Le père Lathuile : adresse célèbre de la place de Clichy et  fameux habitant des Batignolles du XIXe siècle !

 

Habitué à venir sur la place de Clichy, mon regard avait a été attiré un soir par une plaque présente en haut de l’avenue de Clichy : le père Lathuile. En lisant rapidement, je découvris qu’il s’agissait d’un ancien restaurant, mais aussi un héros d’une bataille oubliée dont seul le monument la place de Clichy nous rappelle : le siège de Paris de 1814.

A mon habitude, je me suis penché sur des archives pour tenter d’en savoir plus. Au fil des publications, une question devenait languissante et se renforçait : qui était le père Lathuile ?

Un homme ? Une adresse ? Un restaurant ? Une image populaire ? Comme nous allons le voir, toute les facettes se combinent et il est bien délicat de les distinguer.

 

Lathuile, un certain nom des Batignolles

Pour commencer, comme vous avez pu le percevoir avec cette très rapide introduction, le père Lathuile était d’abord une enseigne : celle d’un restaurant tout près de place de Clichy.
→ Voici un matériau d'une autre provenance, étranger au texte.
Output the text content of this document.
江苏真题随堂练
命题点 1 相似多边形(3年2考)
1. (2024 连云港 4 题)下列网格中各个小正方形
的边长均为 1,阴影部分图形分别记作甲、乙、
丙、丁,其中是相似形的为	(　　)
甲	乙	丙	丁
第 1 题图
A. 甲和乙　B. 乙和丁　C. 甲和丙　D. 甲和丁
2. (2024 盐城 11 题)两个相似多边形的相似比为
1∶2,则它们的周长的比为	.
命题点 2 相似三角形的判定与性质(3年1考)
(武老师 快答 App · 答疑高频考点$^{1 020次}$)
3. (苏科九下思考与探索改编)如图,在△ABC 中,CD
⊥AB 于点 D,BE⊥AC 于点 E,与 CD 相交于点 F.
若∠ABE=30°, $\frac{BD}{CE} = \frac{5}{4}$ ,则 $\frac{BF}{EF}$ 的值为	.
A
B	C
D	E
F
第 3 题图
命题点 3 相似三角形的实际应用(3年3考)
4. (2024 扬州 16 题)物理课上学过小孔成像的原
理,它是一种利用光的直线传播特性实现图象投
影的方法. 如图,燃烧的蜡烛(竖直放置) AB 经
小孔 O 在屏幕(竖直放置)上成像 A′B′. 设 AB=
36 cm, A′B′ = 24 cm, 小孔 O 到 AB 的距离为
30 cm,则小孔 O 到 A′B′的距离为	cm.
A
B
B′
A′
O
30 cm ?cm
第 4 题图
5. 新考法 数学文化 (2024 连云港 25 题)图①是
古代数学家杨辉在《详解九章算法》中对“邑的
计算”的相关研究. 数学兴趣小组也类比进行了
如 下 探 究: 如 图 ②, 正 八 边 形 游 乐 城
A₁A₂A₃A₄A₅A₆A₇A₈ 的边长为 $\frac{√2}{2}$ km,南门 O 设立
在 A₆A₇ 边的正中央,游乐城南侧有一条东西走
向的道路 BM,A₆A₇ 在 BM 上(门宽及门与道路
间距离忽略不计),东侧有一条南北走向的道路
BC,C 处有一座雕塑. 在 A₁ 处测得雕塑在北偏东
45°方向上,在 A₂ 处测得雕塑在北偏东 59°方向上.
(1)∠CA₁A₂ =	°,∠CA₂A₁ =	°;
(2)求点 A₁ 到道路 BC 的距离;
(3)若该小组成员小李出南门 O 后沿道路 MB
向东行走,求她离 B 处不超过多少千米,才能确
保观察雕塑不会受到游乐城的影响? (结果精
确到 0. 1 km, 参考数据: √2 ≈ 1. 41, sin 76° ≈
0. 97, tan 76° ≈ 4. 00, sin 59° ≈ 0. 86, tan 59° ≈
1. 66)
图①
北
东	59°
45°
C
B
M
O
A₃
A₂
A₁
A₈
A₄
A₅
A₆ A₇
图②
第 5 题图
Mais c’était aussi le nom d’une famille installée depuis longtemps dans le quartier.

En effet, les Lathuile formèrent une véritable dynastie, se transmettant leurs activités et leur patrimoine. Leurs plus grandes richesses étaient leur nom, leur sens des affaires et bien sûr leur implantation.

Ainsi, à l’origine des Lathuile aux Batignolles, nous trouvons des paysans. Ils avaient une activité déjà d’une certaine taille à en croire la dimension de leur cheptel : soixante vaches, une quantité impressionnante de volailles. Tous les jours, ils livraient aux parisiens à proximité lait et œufs. Le débouché était assuré.

Seulement, avec l’agrandissement de la ville, les limites de Paris sont toujours repoussées. Dans les années 1780, une barrière fiscale est installée :  le mur des fermiers généraux. Elle fixe la limite de l’octroi. Toute marchandise, notamment la viande et le vin est taxée au passage de la barrière. Une station est construite à l’emplacement de la place de Clichy. Pour les Lathuile, c’est une véritable aubaine : ils construisent une guinguette sur l’axe qui deviendra l’avenue de Clichy. Là, comme de nombreux restaurateurs, ils accueillent une foule de parisiens, recherchant à égayer leurs dimanches en mangeant bien, en buvant beaucoup et en dansant.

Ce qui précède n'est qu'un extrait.